Brubaker is doing outstanding work on the writing side of Fatale, but like his previous collaborations with Sean Phillips, this book just wouldn’t be the same with a different artist. The amount of detail that Phillips puts into each environment is astounding, from the stacks of books and papers that litter Ravenscroft’s home to the different types of alcohol stocked in a bar. His control of facial expressions and body language reveals facets of the characters that the script only touches on. When Officer Nelson remembers what he’s done to help Josephine, he clutches his torso and tightens his face like he’s just been punched in the chest by the memories. The content smile of Nelson when he’s under Josephine’s spell is drastically different from the devastated expression on his face when she leaves him, presenting an image of a broken man that has no problem standing in front of a moving train.

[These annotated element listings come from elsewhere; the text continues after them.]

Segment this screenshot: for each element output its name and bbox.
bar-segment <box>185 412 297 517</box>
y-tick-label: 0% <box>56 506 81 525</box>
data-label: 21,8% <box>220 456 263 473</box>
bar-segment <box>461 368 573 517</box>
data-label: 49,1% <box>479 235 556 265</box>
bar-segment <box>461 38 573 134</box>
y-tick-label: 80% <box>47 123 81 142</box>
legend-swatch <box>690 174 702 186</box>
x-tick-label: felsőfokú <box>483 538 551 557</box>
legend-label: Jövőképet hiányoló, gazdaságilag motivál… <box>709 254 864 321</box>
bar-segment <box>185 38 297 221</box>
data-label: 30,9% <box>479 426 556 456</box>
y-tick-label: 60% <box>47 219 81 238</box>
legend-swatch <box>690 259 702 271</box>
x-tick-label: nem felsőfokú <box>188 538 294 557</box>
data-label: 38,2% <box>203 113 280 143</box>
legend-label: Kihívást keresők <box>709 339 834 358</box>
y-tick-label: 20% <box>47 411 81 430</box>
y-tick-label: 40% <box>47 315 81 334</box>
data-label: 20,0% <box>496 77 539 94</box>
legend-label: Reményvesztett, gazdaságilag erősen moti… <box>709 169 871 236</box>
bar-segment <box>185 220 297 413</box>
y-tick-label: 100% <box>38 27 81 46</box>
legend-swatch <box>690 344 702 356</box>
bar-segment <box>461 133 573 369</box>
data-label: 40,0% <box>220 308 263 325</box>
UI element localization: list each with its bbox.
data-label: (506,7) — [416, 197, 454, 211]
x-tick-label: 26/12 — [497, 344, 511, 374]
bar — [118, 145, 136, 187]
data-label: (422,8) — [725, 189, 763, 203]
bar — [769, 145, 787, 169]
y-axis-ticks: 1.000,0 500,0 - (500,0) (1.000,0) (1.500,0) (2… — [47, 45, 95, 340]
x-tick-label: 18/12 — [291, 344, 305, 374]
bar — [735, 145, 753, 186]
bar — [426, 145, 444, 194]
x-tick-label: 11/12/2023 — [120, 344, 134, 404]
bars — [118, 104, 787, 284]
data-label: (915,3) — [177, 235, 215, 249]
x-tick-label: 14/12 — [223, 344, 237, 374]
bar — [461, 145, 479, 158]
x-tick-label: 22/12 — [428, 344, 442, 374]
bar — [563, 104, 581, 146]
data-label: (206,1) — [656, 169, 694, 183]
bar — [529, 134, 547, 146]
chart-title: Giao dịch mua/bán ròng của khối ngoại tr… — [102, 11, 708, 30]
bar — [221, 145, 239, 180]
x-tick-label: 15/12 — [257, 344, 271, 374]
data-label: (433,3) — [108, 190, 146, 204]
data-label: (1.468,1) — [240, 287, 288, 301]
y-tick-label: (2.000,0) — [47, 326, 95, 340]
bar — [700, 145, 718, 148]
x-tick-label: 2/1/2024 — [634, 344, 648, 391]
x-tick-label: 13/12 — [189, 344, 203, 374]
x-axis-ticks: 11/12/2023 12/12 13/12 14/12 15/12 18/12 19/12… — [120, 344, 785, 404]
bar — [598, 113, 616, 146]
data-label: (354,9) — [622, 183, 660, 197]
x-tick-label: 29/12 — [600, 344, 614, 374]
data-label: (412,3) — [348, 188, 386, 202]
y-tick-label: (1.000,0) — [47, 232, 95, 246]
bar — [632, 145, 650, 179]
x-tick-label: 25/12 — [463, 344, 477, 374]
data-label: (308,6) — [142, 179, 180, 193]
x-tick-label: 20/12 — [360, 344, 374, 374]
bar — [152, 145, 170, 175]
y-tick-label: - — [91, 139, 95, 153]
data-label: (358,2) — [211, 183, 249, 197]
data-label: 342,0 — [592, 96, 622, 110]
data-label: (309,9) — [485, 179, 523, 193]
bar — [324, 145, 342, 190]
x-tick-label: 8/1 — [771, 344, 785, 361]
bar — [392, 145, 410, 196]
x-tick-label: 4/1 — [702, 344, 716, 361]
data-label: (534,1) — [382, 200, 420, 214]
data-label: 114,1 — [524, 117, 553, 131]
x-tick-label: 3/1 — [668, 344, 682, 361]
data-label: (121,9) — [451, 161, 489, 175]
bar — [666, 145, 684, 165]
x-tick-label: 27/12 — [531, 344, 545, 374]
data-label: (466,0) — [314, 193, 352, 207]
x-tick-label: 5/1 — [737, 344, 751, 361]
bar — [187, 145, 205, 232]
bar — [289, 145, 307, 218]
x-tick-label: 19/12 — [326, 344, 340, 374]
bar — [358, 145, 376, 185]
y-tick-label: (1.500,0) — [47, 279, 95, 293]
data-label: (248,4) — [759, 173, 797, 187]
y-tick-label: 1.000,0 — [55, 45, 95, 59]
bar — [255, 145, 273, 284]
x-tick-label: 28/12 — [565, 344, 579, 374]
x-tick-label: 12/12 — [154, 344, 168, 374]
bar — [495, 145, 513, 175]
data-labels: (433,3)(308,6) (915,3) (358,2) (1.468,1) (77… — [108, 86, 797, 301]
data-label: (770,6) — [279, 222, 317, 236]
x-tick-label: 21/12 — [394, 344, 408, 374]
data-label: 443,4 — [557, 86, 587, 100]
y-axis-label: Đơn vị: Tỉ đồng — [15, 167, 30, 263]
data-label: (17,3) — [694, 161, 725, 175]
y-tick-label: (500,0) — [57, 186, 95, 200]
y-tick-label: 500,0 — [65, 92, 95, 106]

The fear of what lurks in the dark is a defining characteristic of the horror genre, and the art in Fatale is blanketed in shadows. This issue’s most evocative image is a small panel of Josephine reading Ravenscroft’s short story for the first time, accompanied by the narration, “He had described Josephine’s nightmares.” Those nightmares are represented by tentacle-like coils of shadow moving in on her, pulling her into the darkness. It’s a clever way of visualizing that pervasive sense of anxiety, with a bit of a meta twist, considering she’s reading what is essentially an H.P. Lovecraft story. Beautiful and frightening, each new issue of Fatale makes the darkness more captivating, luring readers into the story in the same way that Josephine ensnares her victims.